С первого мгновения расставания он ожидал от неё хоть какой-то весточки, напоминания о себе, в конце концов. Но шёл уже второй десяток дней, Харан наморщил лоб, вспоминая, сколько же времени он сидит вот так в оцепенении, а от Гелины ни звука, ни строчки, ни косвенного намёка, принесённого от неё кем-нибудь.

Такое впечатление – всё вымерло для него вокруг. Никогда с ним ещё такого не происходило. Всегда деятельный и уравновешенный в своих поступках, он словно споткнулся. Недели бегства по Диким Землям, схваток с людьми и выродками и, вдруг, – пустота. Оттого, наверное, застой в крови и мыслях, оттого нежелание никого видеть помимо любимой…

Впрочем, сидит он здесь, в благоустроенной комнате хабулина Свима… Да нет, не Свима, как он и подозревал с первого дня знакомства с ним, а стоимённого Ертона Естифа Еменкова… Естика Ермала… Нэм для Харана за пределами досягаемости… Вот и сидит он у него в отдельной комнате один, и его добровольное сиротство не в досуг оказалось недавним спутникам. Хотя, опять же, кроме Гелины никого не хотелось видеть, ни с кем о чём-либо разговаривать.

И всё же…

Свим – ясно: давно дома не был, дел, наверное, накопилось невпроворот, Клоуду устраивает – готовит для показа Кругу Человечности. Так уж положено стоимённым и выше по нэму. Да и в кугуруме должны знать ауну, вошедшую полноправной хозяйкой в хабулин. Там должны знать нэм её, но как сделать, чтобы он не дошло до Тескома?

Итак, Свим занят. Но другие…

А что другие?

Заглянул раз К”ньец, обменялись приветствиями и ещё парой незначащих фраз, посмотрели друг на друга – ещё больше оба расстроились и разошлись, даже не пожелав один другому традиционной удачи. Да и какой удачи и в чём, спрашивается?

Жариста тут как-то с Сестерцием бесцеремонно ввалилась, долго, как глупцу какому-то, объясняла, почему это она не ушла с Гелиной и другими женщинами, а находится здесь. Её разглагольствования утомили хуже тягостных размышлений один на один с собой, а торн, словно предельно измученный недостатком энергии, молчал в течение всей встречи.

– Вы тут все раскисли! – под конец воскликнула Жариста, не находя в Харане собеседника.

После чего тряхнула прекрасными волосами и, сверкнув рядом снежно белых зубов – явно совсем недавно побывала в закалочной, демонстративно подхватила вялого Сестерция под руку и удалилась, нарочито виляя обольстительным задом.

После их ухода, Харан направился в закалочную.
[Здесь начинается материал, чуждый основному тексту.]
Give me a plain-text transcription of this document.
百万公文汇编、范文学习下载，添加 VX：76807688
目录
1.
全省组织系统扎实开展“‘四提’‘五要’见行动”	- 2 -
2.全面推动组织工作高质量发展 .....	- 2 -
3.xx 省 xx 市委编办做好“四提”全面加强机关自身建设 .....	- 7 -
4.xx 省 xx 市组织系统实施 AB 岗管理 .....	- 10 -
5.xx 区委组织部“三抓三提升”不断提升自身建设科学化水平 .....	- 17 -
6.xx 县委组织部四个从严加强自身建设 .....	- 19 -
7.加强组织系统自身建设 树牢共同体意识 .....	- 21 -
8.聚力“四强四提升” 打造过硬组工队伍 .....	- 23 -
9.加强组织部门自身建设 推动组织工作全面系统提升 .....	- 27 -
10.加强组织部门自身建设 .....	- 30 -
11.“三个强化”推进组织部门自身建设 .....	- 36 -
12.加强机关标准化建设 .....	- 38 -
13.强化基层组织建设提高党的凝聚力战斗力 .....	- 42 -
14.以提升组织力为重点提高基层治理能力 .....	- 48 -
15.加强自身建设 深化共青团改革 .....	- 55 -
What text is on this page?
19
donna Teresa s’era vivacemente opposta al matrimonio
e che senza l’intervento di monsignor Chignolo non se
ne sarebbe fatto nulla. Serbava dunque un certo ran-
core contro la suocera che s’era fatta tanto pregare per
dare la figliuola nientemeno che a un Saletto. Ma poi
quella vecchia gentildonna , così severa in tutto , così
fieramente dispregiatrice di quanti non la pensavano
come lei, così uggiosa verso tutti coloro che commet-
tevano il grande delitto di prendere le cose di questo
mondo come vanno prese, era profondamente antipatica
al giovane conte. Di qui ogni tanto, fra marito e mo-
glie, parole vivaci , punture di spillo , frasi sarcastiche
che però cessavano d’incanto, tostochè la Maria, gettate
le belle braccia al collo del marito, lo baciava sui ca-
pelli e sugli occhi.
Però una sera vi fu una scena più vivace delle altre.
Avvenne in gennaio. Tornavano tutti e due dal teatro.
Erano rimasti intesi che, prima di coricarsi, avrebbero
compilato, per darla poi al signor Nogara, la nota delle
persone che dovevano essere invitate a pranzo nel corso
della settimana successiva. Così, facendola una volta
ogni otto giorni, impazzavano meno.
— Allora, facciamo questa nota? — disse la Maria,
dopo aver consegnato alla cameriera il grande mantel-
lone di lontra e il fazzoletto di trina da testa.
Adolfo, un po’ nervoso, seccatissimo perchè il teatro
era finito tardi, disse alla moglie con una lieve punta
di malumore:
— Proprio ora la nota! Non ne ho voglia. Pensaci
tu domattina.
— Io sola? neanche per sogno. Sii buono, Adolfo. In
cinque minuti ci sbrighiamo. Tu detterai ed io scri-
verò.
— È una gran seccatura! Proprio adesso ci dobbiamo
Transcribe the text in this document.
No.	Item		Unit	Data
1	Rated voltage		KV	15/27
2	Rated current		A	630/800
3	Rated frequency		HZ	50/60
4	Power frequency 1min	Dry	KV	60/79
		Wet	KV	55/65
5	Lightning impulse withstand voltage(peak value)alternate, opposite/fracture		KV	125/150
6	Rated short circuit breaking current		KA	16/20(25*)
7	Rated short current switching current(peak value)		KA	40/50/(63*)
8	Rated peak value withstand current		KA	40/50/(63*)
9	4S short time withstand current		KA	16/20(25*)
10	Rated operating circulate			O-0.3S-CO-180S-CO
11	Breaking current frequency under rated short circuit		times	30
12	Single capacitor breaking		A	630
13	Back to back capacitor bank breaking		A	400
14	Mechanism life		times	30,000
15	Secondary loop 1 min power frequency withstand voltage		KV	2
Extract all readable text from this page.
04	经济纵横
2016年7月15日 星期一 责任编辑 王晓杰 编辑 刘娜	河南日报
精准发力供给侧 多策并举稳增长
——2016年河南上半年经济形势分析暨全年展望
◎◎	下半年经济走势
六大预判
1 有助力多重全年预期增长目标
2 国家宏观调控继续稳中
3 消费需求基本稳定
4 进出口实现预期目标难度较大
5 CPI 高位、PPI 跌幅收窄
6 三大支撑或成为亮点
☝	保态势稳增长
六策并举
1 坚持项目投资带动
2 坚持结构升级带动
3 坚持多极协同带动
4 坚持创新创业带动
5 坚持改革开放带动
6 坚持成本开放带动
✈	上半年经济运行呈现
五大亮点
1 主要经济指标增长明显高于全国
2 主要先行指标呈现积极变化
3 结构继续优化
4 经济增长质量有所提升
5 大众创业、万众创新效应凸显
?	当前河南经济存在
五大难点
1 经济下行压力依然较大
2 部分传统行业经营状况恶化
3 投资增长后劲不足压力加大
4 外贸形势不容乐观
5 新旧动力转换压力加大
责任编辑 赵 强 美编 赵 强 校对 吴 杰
Заставил себя в неё пойти. Надо было поправить желудок, убрать следы ударов, порезов, падений – сколько их у него было, пока он находился вдали от городов…

Тело поправил, но тоска, неуверенность и чувство потерянности остались. Куда они денутся? Древние, страдая, быть может, ещё сильнее, так и не могли придумать ничего против душевных ран, кроме коввты, на время приглушающей боль. Других средств Харан, будучи врачом, не признавал.

Конечно, пожуй приторно-сладкий корень тимуртания и забудешь все напасти. Или съешь плод дикой яблони. Или просто пожуй её листья… Кровь вскоре загустеет, усыпит несчастного.

И то, и другое – когда-то проснёшься, а проснёшься – многое забудется, опуститься благодать успокоения.

Харан же не хотел ничего забывать.


Гонат Гурбун Гродов, родной отец Гелины, – невысокий и плотный, подарившей дочери единственное, что у него было неотразимым – это широко раскрытые и расставленные васильковые глаза, рассерженно мерил просторный зал дома короткими шажками. Словно порывался бежать, но всякий раз натыкался на стены или обстановку, и снова начинал разбег.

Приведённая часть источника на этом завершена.